Nr. 50/2011 vom 15.12.2011

Private Rechte

Von Karin Hoffsten

Die Jurisprudenz ist eine so ausgeklügelte Wissenschaft, dass vielen ein Menschenleben nicht genügt, sie zu erlernen. Als besonders vertrackt gilt das Vertragsrecht.

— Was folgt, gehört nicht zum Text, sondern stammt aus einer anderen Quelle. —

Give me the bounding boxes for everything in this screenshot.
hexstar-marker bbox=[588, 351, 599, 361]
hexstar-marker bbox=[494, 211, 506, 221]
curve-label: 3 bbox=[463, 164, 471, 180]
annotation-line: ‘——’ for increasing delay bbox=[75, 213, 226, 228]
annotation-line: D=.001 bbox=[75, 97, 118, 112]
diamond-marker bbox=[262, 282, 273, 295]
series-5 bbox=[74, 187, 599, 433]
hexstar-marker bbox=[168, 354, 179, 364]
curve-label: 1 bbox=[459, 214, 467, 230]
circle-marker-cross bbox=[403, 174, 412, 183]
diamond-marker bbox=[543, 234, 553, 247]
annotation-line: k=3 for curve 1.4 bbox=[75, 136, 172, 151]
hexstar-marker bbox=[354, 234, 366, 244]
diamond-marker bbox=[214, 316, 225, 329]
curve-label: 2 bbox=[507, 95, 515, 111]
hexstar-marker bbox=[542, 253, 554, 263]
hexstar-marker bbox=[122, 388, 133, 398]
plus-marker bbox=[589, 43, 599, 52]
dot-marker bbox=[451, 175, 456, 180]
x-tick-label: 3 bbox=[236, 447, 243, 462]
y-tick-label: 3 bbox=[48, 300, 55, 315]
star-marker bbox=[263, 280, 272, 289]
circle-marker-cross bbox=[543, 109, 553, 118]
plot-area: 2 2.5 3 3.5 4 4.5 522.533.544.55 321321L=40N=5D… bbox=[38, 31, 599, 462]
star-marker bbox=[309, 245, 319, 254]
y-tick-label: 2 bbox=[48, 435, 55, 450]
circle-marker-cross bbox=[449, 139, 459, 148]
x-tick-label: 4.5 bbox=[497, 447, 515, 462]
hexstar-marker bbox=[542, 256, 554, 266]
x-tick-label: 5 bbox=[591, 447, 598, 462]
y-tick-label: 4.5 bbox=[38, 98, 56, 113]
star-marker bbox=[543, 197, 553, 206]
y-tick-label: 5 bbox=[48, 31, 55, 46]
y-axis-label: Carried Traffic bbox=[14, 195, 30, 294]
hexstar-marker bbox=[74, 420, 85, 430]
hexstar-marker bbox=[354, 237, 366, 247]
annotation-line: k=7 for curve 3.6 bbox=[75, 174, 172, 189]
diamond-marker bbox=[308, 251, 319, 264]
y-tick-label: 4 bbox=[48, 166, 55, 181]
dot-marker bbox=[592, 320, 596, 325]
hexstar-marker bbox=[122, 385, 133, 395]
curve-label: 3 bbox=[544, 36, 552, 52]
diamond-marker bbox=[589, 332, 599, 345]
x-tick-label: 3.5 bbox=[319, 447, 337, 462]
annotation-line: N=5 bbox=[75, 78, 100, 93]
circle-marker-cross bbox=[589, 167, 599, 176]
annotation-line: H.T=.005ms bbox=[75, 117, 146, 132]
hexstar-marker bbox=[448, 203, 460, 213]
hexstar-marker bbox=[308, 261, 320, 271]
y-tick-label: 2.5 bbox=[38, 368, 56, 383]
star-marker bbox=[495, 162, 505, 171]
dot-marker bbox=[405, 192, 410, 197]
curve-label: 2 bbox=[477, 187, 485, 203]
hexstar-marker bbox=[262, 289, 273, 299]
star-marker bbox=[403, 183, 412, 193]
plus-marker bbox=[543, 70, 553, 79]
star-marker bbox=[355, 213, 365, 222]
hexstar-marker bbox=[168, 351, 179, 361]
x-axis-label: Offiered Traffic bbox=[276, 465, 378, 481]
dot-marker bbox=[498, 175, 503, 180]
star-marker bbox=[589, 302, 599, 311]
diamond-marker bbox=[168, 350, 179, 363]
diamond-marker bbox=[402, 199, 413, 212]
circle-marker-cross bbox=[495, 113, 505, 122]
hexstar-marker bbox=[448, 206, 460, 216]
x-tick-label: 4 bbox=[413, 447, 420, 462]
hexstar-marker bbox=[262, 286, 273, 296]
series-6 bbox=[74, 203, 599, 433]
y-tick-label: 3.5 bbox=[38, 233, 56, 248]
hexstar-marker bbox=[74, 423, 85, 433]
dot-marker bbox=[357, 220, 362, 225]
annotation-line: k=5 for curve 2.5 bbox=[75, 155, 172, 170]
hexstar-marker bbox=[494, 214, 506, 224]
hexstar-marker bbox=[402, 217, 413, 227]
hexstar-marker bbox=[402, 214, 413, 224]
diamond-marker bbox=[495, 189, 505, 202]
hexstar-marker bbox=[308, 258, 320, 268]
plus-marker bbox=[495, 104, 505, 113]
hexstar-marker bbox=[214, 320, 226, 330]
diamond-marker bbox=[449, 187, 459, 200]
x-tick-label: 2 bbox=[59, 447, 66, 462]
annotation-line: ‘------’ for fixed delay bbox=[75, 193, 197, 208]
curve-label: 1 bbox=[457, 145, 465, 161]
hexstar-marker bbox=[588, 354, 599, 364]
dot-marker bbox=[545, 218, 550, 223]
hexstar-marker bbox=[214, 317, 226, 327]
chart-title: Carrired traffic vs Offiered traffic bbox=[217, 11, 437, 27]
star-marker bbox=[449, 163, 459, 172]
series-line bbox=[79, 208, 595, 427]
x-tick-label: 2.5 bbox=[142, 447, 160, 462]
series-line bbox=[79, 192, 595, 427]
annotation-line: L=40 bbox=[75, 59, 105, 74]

So wagen sich nur die Mutigsten an eins der explosivsten Kapitel unseres Zivilrechts – die einseitig abgeschlossenen Verträge – und dessen entscheidende Passage (ZGB, 2. Abt., 59. Titel, 17. Abschnitt, Art. 834 A III, 27 bis): «Wenn eine Partei die Gültigkeit des Vertrags ausreichend standhaft behauptet, gilt dieser auch ohne explizite Zustimmung der anderen Partei als für beide verbindlich.» Ein Beispiel dafür ist der «Vertrag mit dem Volk», den die SVP kürzlich abschloss.

Sehr viel von Verträgen versteht natürlich Ex-EJPD-Chef Christoph Blocher, dem auch Artikel 1087 B VII, 57 ter bekannt ist: «Will beim Abschluss eines Kaufvertrags eine Partei unerkannt bleiben, entnimmt sie die notwendige Kaufsumme einer vom eigenen Kind verwalteten Holding. Um den Kaufvertrag unterschreiben zu können, muss das betreffende Kind volljährig sein.» Selbstverständlich funktioniert das genauso, wenn man eine Zeitung kauft – also eine ganze, meine ich.

Falls Ihnen jetzt Ihre Emser-Salz-Pastille im Hals stecken bleibt, lutschen Sie ruhig weiter: Die stammt nicht aus besagter Holding, sondern aus dem deutschen Bad Ems.